O senador Cleitinho (Republicanos) confirmou que será candidato ao Governo de Minas Gerais em 2026 e tratou de desmontar, de forma direta, os boatos de que estaria prestes a desistir da corrida eleitoral. A negativa veio após a circulação de rumores envolvendo uma suposta pressão do senador Flávio Bolsonaro (PL-RJ) para que ele abandonasse a candidatura.
A história ganhou força depois que o deputado federal Cabo Junio Amaral (PL) procurou Cleitinho relatando questionamentos feitos por policiais sobre uma possível conversa nesse sentido. Em resposta, o senador enviou um áudio categórico, negando qualquer tentativa de desmobilização. Segundo ele, a versão é falsa e distorce completamente o conteúdo do diálogo que manteve com Flávio Bolsonaro.

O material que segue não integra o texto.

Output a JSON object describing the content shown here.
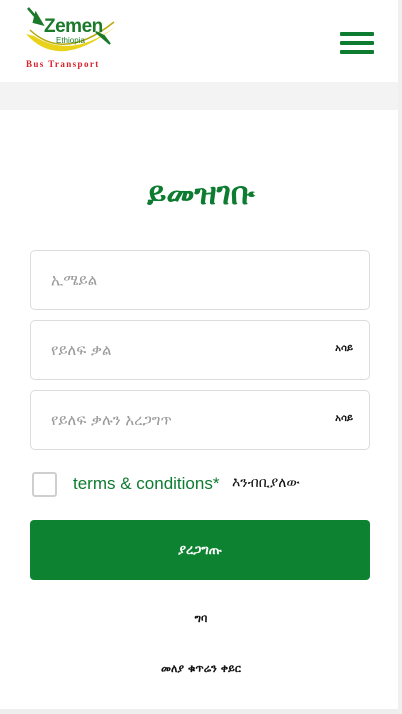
{
  "header": {
    "logo": {
      "brand": "Zemen",
      "sub": "Ethiopia",
      "tagline": "Bus Transport",
      "colors": {
        "green": "#1a7a2a",
        "yellow": "#e9d21a",
        "red": "#d8212a"
      }
    },
    "menu_icon": "hamburger-menu-icon"
  },
  "form": {
    "title": "ይመዝገቡ",
    "email": {
      "placeholder": "ኢሜይል",
      "value": ""
    },
    "password": {
      "placeholder": "የይለፍ ቃል",
      "value": "",
      "toggle_label": "አሳይ"
    },
    "password_confirm": {
      "placeholder": "የይለፍ ቃሉን አረጋግጥ",
      "value": "",
      "toggle_label": "አሳይ"
    },
    "terms": {
      "checked": false,
      "link_text": "terms & conditions*",
      "suffix": "እንብቢያለው"
    },
    "submit_label": "ያረጋግጡ"
  },
  "links": {
    "login": "ግባ",
    "reset_code": "መለያ ቁጥሬን ቀይር"
  },
  "colors": {
    "primary_green": "#0d8231",
    "title_green": "#0d7b30",
    "border": "#dcdcdc"
  }
}
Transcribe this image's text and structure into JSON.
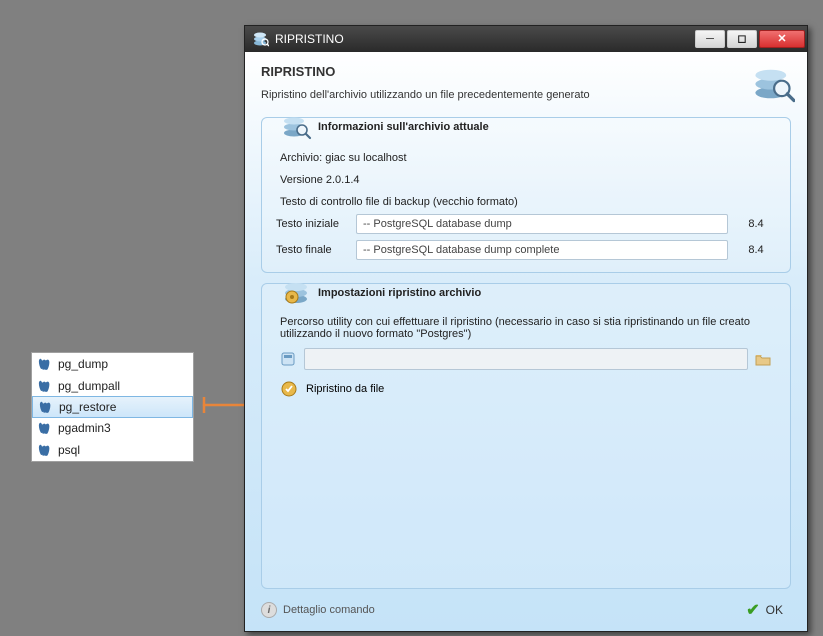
{
  "context_menu": {
    "items": [
      {
        "label": "pg_dump"
      },
      {
        "label": "pg_dumpall"
      },
      {
        "label": "pg_restore",
        "selected": true
      },
      {
        "label": "pgadmin3"
      },
      {
        "label": "psql"
      }
    ]
  },
  "window": {
    "title": "RIPRISTINO",
    "header": {
      "title": "RIPRISTINO",
      "subtitle": "Ripristino dell'archivio utilizzando un file precedentemente generato"
    },
    "panel_info": {
      "title": "Informazioni sull'archivio attuale",
      "archive_label": "Archivio: giac su localhost",
      "version_label": "Versione 2.0.1.4",
      "check_text_label": "Testo di controllo file di backup (vecchio formato)",
      "row1": {
        "label": "Testo iniziale",
        "value": "-- PostgreSQL database dump",
        "ver": "8.4"
      },
      "row2": {
        "label": "Testo finale",
        "value": "-- PostgreSQL database dump complete",
        "ver": "8.4"
      }
    },
    "panel_settings": {
      "title": "Impostazioni ripristino archivio",
      "desc": "Percorso utility con cui effettuare il ripristino (necessario in caso si stia ripristinando un file creato utilizzando il nuovo formato \"Postgres\")",
      "path_value": "",
      "restore_from_file_label": "Ripristino da file"
    },
    "footer": {
      "detail_label": "Dettaglio comando",
      "ok_label": "OK"
    }
  }
}
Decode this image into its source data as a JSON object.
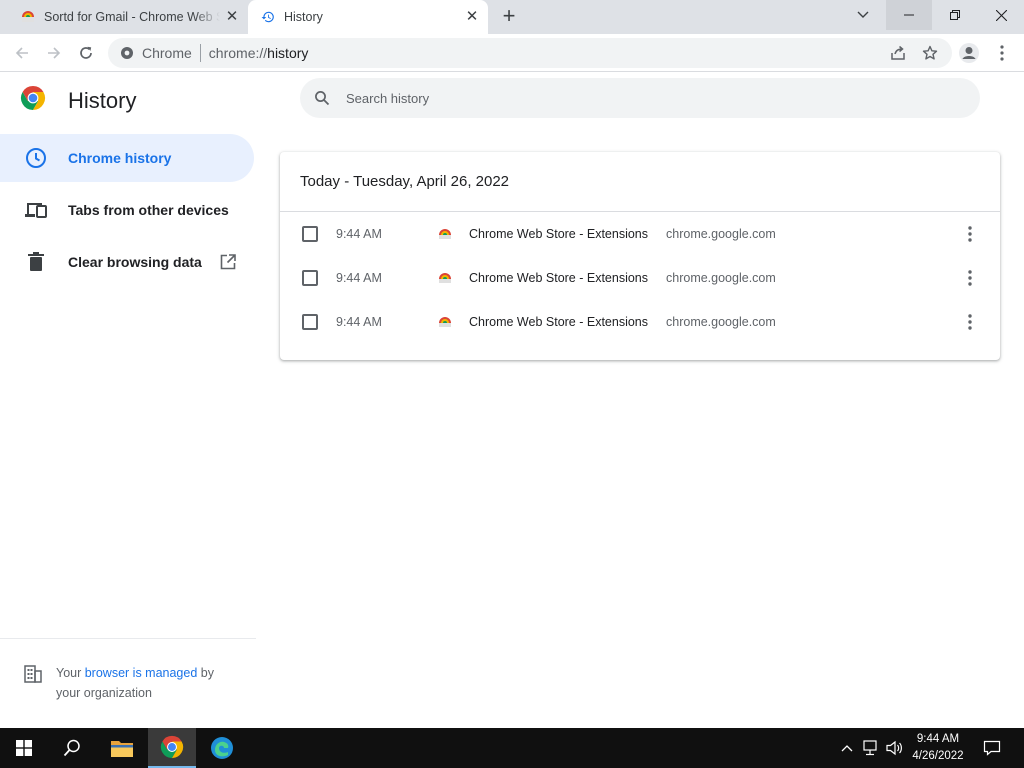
{
  "tabs": [
    {
      "title": "Sortd for Gmail - Chrome Web Store",
      "icon": "chrome-web-store-icon"
    },
    {
      "title": "History",
      "icon": "history-icon"
    }
  ],
  "omnibox": {
    "origin": "Chrome",
    "url_scheme": "chrome://",
    "url_host": "history"
  },
  "page": {
    "title": "History",
    "search_placeholder": "Search history"
  },
  "sidebar": {
    "items": [
      {
        "label": "Chrome history",
        "icon": "clock-icon"
      },
      {
        "label": "Tabs from other devices",
        "icon": "devices-icon"
      },
      {
        "label": "Clear browsing data",
        "icon": "trash-icon"
      }
    ],
    "managed": {
      "prefix": "Your ",
      "link": "browser is managed",
      "suffix": " by your organization"
    }
  },
  "history": {
    "date_header": "Today - Tuesday, April 26, 2022",
    "entries": [
      {
        "time": "9:44 AM",
        "title": "Chrome Web Store - Extensions",
        "domain": "chrome.google.com"
      },
      {
        "time": "9:44 AM",
        "title": "Chrome Web Store - Extensions",
        "domain": "chrome.google.com"
      },
      {
        "time": "9:44 AM",
        "title": "Chrome Web Store - Extensions",
        "domain": "chrome.google.com"
      }
    ]
  },
  "taskbar": {
    "time": "9:44 AM",
    "date": "4/26/2022"
  },
  "colors": {
    "accent": "#1a73e8",
    "selected_bg": "#e8f0fe",
    "titlebar": "#dee1e6",
    "taskbar": "#101010"
  }
}
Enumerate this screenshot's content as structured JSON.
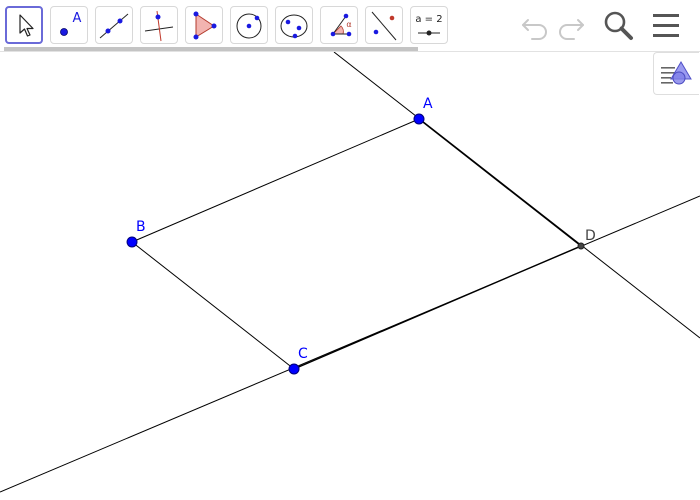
{
  "toolbar": {
    "tools": [
      {
        "name": "move-tool",
        "label": ""
      },
      {
        "name": "point-tool",
        "label": "A"
      },
      {
        "name": "line-tool",
        "label": ""
      },
      {
        "name": "perpendicular-line-tool",
        "label": ""
      },
      {
        "name": "polygon-tool",
        "label": ""
      },
      {
        "name": "circle-tool",
        "label": ""
      },
      {
        "name": "conic-tool",
        "label": ""
      },
      {
        "name": "angle-tool",
        "label": "α"
      },
      {
        "name": "reflect-tool",
        "label": ""
      },
      {
        "name": "slider-tool",
        "label": "a = 2"
      }
    ],
    "actions": [
      "undo-icon",
      "redo-icon",
      "search-icon",
      "menu-icon"
    ]
  },
  "points": {
    "A": {
      "label": "A",
      "color": "#0000ff"
    },
    "B": {
      "label": "B",
      "color": "#0000ff"
    },
    "C": {
      "label": "C",
      "color": "#0000ff"
    },
    "D": {
      "label": "D",
      "color": "#444444"
    }
  },
  "colors": {
    "accent": "#6a6ad8",
    "free_point": "#0000ff",
    "dependent_point": "#444444",
    "line": "#000000"
  }
}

No áudio, Cleitinho afirma que Flávio o procurou há cerca de dez dias com o objetivo oposto ao que vinha sendo ventilado: manifestar apoio. De acordo com o senador mineiro, o parlamentar do PL sinalizou interesse em conversar com lideranças como Bruno Engler e Nikolas Ferreira e deixou claro que pretende apoiar “quem tem voto”, incluindo sua pré-candidatura ao Palácio Tiradentes.
Para Cleitinho, os rumores fazem parte de uma movimentação política mais ampla nos bastidores. Ele sustenta que sua candidatura está inserida em um projeto nacional do Republicanos, partido que vem reforçando estratégias regionais após a decisão do governador de São Paulo, Tarcísio de Freitas, de disputar a reeleição e não a Presidência da República.
Essa definição, segundo aliados, fortalece o plano do Republicanos em Minas Gerais e reduz o espaço para articulações que tentavam forçar uma retirada de Cleitinho do jogo. Havia, nos bastidores, expectativa de setores ligados ao vice-governador Mateus Simões (PSD) de construir um acordo nacional para enfraquecer a candidatura do senador mineiro cenário que perde força com a nova configuração.
Ao autorizar que o áudio fosse repassado livremente, Cleitinho buscou encerrar o assunto e enviar um recado claro ao eleitorado e aos aliados: sua candidatura segue de pé, com respaldo partidário e inserida em uma estratégia nacional. A disputa pelo governo de Minas, cada vez mais, começa a ganhar contornos definidos bem antes do calendário oficial.